Twain wasn’t deterred. If the bookstores wouldn’t sell them and the libraries refused them, he’d get out there and promote them himself. And that’s exactly what he did. Twain went door to door selling his prized books.
That’s what I call fearless marketing.
I did some online research and discovered the following: for a fiction book to be successful it needs to sell 5000 books. But I read somewhere that 95 percent of all traditionally published books sell less than 500 copies. The writer earns no royalties until the publisher recoups their production costs: the advance, editing, layout. On top of that, the publisher, not the writer, owns the copyright, publishing and distribution rights to the book. [The author still holds copyright on his or her content and characters.]
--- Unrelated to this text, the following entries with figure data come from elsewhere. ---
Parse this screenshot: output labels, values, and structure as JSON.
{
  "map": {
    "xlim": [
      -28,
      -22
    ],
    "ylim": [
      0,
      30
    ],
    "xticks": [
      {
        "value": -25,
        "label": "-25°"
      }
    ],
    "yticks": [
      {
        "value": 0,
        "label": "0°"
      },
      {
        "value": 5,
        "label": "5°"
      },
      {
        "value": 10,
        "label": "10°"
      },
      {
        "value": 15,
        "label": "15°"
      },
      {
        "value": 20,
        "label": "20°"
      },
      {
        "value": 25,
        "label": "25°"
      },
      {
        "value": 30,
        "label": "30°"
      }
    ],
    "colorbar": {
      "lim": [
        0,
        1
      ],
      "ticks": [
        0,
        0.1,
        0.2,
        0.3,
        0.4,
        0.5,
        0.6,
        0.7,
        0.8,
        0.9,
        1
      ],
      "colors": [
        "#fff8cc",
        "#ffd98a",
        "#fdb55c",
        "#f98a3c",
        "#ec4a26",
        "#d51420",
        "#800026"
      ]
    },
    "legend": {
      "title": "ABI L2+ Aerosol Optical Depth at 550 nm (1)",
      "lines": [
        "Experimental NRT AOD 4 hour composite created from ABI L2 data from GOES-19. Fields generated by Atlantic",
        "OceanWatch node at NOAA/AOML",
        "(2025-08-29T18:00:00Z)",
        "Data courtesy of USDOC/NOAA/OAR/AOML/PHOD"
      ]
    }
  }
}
Seventy percent of books published don’t earn back their advance. If the book sells for $10, royalties earned are 8 percent; the writer gets 80 cents a book. That means to cover the cost of production, sells of 12,000 –20,000 books need to happen just to break even. But wait, 95 percent of traditionally published books sell less than 500 copies.
This got me thinking. It doesn’t matter if you go the traditional route or self-publish, after publication, it is necessary to fearlessly market your work. The responsibility to promote a book rests with the writer. Sure, a few traditional publishers might do some promotion, but ultimately, if the book is to do well, it’s up to you to get it out there and make it known.
Fearless marketing. We can do what Mark Twain did and peddle our books door to door but that’s a bit time consuming. Instead, we can get creative and figure out other ways to connect our work with readers.
I think it’s important to know the readers that you’re targeting. Who will want to read your book? What are their interests? Their demographics? Once you have that, you can hit the streets running, or rather, hit the keyboard and find the many online sites that will help you get your work known. There are tons of them out there. Start a Facebook page that highlights not only your book, but its theme. Post often. Don’t consistently push your book. People will get turned off by that. But post interesting issues related to your writing and most importantly begin to develop relationships.
Register for an author’s site on Goodreads and Author’s Den and create an Amazon Author’s page. Check out the free classifieds to advertise such as Christ’s List and others.
So if you’ve written something you believe in, take the Twain road. Don’t be afraid to get out there and promote yourself.